The Superhero Handbook is in the same series as The Superhero Comic Kit that I reviewed at GeekDad previously. It’s much smaller than the Comic Kit, in a trade paperback size. It’s red and exciting, full of starbursts and comic-style graphics. It’s mostly a reference and activity book, but there are several places for those creating their super persona to mark things off a list, draw ideas, or brainstorm names. It also includes plenty of notes that indicate if kids will need help with an activity (a reliable sidekick) or if an activity is particularly messy.
I’m the type of person who is greatly influenced by someone else’s mood and how they express themselves. Enthusiasm is contagious with me. Thus, I love books like this.
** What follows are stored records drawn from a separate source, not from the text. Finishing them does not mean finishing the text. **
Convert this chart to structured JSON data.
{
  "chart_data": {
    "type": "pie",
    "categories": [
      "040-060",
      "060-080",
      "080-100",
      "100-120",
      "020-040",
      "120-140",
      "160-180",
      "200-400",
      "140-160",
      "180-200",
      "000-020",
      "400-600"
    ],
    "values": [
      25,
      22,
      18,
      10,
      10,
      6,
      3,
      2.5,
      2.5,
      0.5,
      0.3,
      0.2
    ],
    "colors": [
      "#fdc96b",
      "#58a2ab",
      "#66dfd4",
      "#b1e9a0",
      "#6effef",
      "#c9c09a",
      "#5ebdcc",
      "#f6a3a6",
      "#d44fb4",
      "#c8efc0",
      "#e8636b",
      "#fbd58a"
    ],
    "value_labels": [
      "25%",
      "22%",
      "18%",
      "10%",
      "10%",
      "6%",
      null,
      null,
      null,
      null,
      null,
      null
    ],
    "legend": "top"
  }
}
The book is full of excitement, so I’m excited. This kind of thing often works on kids, too, so give it a try on your geekling. They recommend the book for ages 6 and up. Go through the book in order, starting with choosing your superhero name, or jump around, doing the steps in the order you or your kid is inspired. But, for sure, begin with the Superhero Oath, which emphasizes that being a superhero is about promoting peace and combating wrong-doing in the world. It’s a moral imperative.
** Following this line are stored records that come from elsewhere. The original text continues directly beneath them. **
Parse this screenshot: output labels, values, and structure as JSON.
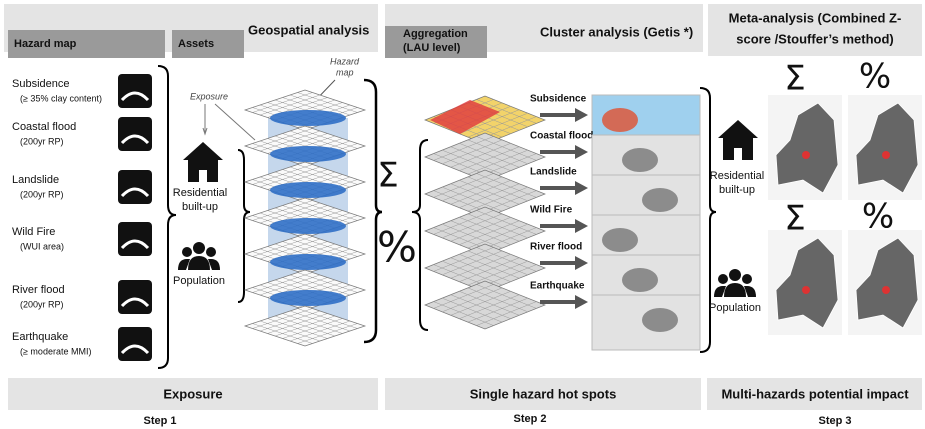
{
  "header": {
    "hazard_map": "Hazard map",
    "assets": "Assets",
    "geospatial_analysis": "Geospatial analysis",
    "aggregation": [
      "Aggregation",
      "(LAU level)"
    ],
    "cluster_analysis": "Cluster analysis (Getis *)",
    "meta_analysis": [
      "Meta-analysis (Combined Z-",
      "score /Stouffer’s method)"
    ]
  },
  "hazards": [
    {
      "name": "Subsidence",
      "detail": "(≥ 35% clay content)"
    },
    {
      "name": "Coastal flood",
      "detail": "(200yr RP)"
    },
    {
      "name": "Landslide",
      "detail": "(200yr RP)"
    },
    {
      "name": "Wild Fire",
      "detail": "(WUI area)"
    },
    {
      "name": "River flood",
      "detail": "(200yr RP)"
    },
    {
      "name": "Earthquake",
      "detail": "(≥ moderate MMI)"
    }
  ],
  "assets": {
    "residential": [
      "Residential",
      "built-up"
    ],
    "population": "Population"
  },
  "annotations": {
    "exposure": "Exposure",
    "hazard_map": [
      "Hazard",
      "map"
    ]
  },
  "operators": {
    "sum": "Σ",
    "percent": "%"
  },
  "cluster_labels": [
    "Subsidence",
    "Coastal flood",
    "Landslide",
    "Wild Fire",
    "River flood",
    "Earthquake"
  ],
  "meta_assets": {
    "residential": [
      "Residential",
      "built-up"
    ],
    "population": "Population"
  },
  "footer": {
    "panels": [
      "Exposure",
      "Single hazard hot spots",
      "Multi-hazards potential impact"
    ],
    "steps": [
      "Step 1",
      "Step 2",
      "Step 3"
    ]
  }
}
Then tackle issues such as figuring out what your superpower is, whether you want a sidekick, learn how to put together your stash of tools to fight evil, and maybe devise some secret codes.
Once you finish your superhero training, you receive the superhero certificate in the back of the book. Now you can fight injustice, promote peace, and do science! The back of the book also has a sheet of stickers featuring the superheroes, supervillains, and plenty of ZAP! CRUNCH! SHAZAM! type words.
So, back to reality, how great is this book? It’s pretty darn cool. It packages 20 different activities, all based on science or personal expression, into the idea of forming your own superhero persona. For those motivated by comics and superheroes, but not so much by schooling, this book helps make learning more fun, and combined with something they already enjoy. Also, all or most of the supplies you’ll need for the activities are generally found around the house.
One thing I love about this book is that it puts boys and girls on an equal footing. For every image of a boy superhero, there is a girl superhero. Girls aren’t relegated to the craft activities while the boys fight the bad guys. It’s an even balance. And both boy and girl superheroes are drawn with full body coverage of their costumes. Nothing skimpy here.
The Superhero Handbook is available now, and would be the perfect summer activity for you or your kids. If more than one of your kids wants to take this complete superhero training course, I recommend one book per kid, because of the oath that needs signing, removable certificate, and places to write in the book. Or, maybe your whole family wants to do it. Then, by the fall, you’ll have a whole family of superheroes, ready to take on the world!
Note: I received a copy of the book for review purposes.